The quality of these surveys, which are based on census data, is critical to understanding whether the country has made progress on various indicators — for example, whether education and health policies have bridged the gap for marginalized communities or reduced mortality rates among young girls, which studies have found higher than among young boys. “It’s so frustrating,” says Reetika Khera, a development economist at the Indian Institute of Technology Delhi (IIT Delhi). “Have we made progress in the last ten years?”

Researchers find it particularly difficult to examine trends in birth rates and internal migration because there have been so many changes in Indian society over the past decade. There has been rapid rural-urban migration since 2011, as well as a mass return of urban migrants to rural areas during the pandemic. “It is difficult to say what proportion of India’s population currently lives in urban areas,” says Khera. She estimates that using outdated census data means more than 100 million people in rural areas are excluded from government food subsidies.

Researchers also use the census to ensure that their own smaller surveys are representative of the larger population. “We use census comparisons to validate our work,” says Sonalde Desai, a demographer at the University of Maryland at College Park.

Alternative data

Some research groups have looked for alternatives for their surveys.
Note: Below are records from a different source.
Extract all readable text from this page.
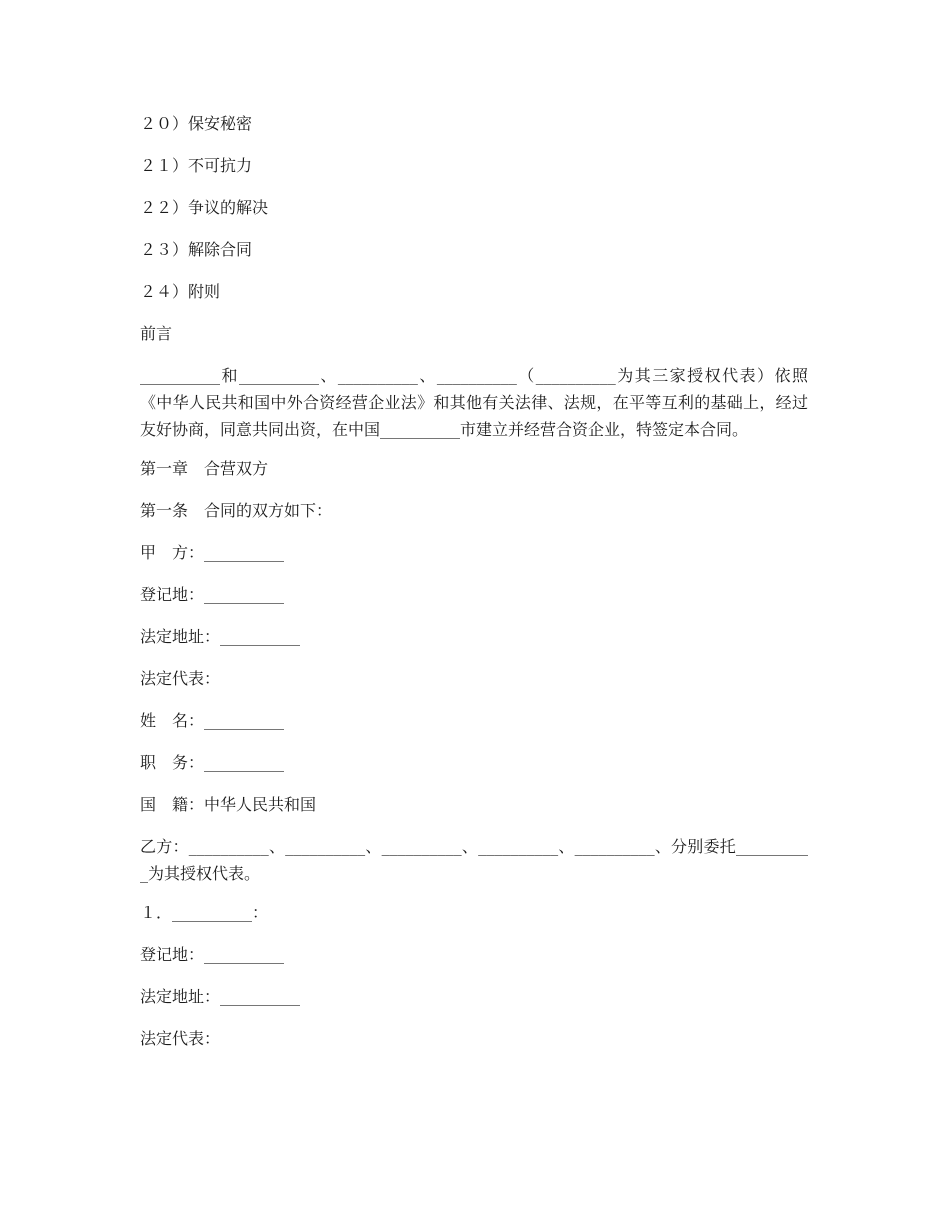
２０）保安秘密

２１）不可抗力

２２）争议的解决

２３）解除合同

２４）附则

前言

__________和__________、__________、__________（__________为其三家授权代表）依照《中华人民共和国中外合资经营企业法》和其他有关法律、法规，在平等互利的基础上，经过友好协商，同意共同出资，在中国__________市建立并经营合资企业，特签定本合同。

第一章　合营双方

第一条　合同的双方如下：

甲　方：__________

登记地：__________

法定地址：__________

法定代表：

姓　名：__________

职　务：__________

国　籍：中华人民共和国

乙方：__________、__________、__________、__________、__________、分别委托__________为其授权代表。

１．__________：

登记地：__________

法定地址：__________

法定代表：
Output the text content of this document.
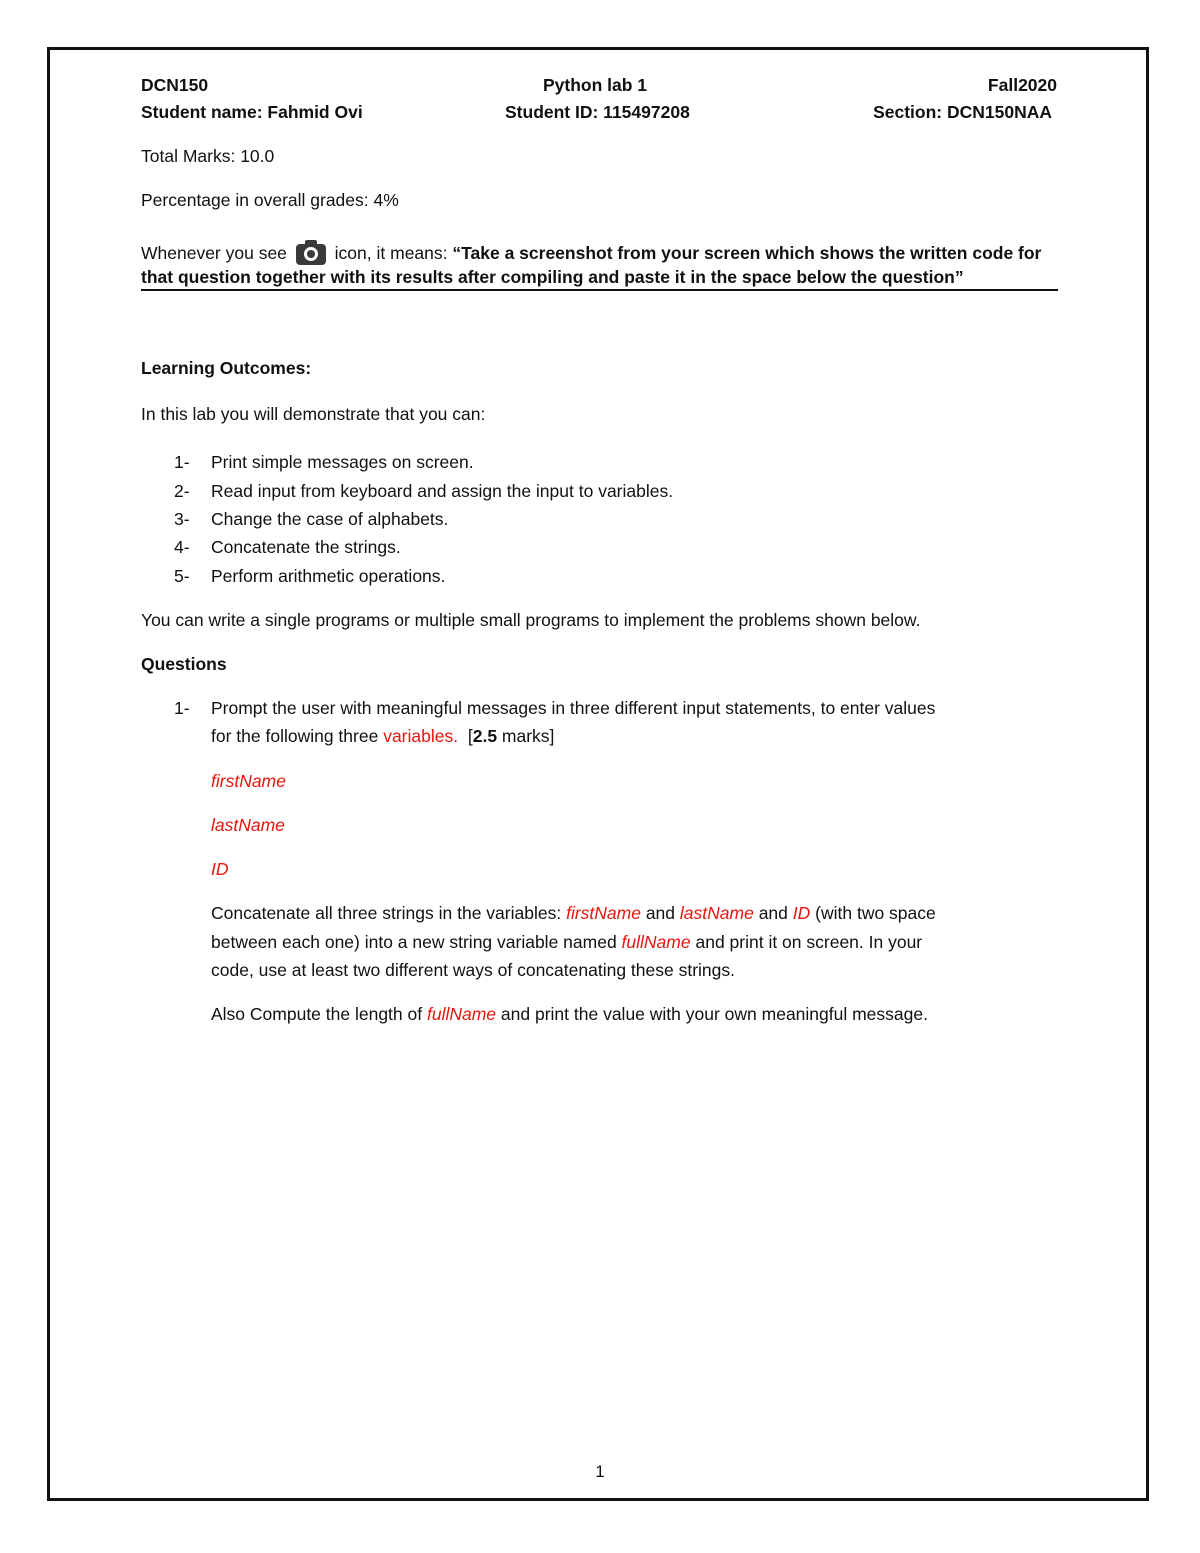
DCN150	Python lab 1	Fall2020
Student name: Fahmid Ovi	Student ID: 115497208	Section: DCN150NAA
Total Marks: 10.0
Percentage in overall grades: 4%
Whenever you see	icon, it means: “Take a screenshot from your screen which shows the written code for
that question together with its results after compiling and paste it in the space below the question”
Learning Outcomes:
In this lab you will demonstrate that you can:
1- Print simple messages on screen.
2- Read input from keyboard and assign the input to variables.
3- Change the case of alphabets.
4- Concatenate the strings.
5- Perform arithmetic operations.
You can write a single programs or multiple small programs to implement the problems shown below.
Questions
1- Prompt the user with meaningful messages in three different input statements, to enter values
for the following three variables. [2.5 marks]
firstName
lastName
ID
Concatenate all three strings in the variables: firstName and lastName and ID (with two space
between each one) into a new string variable named fullName and print it on screen. In your
code, use at least two different ways of concatenating these strings.
Also Compute the length of fullName and print the value with your own meaningful message.
1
The electoral roll, prepared by the Election Commission of India, is updated at least every five years before a state or federal election. “It is actually a pretty good sampling frame in the absence of the census,” says Krishanu Chakraborty, a public policy researcher and PhD student at IIT Delhi. But it is limited to identifying households, not individuals, he says.

Chakraborty also evaluates techniques that rely on satellite maps and other geographic information in an area to count buildings and determine the size and density of a population. But without updated census data, it is difficult to confirm the accuracy of these datasets.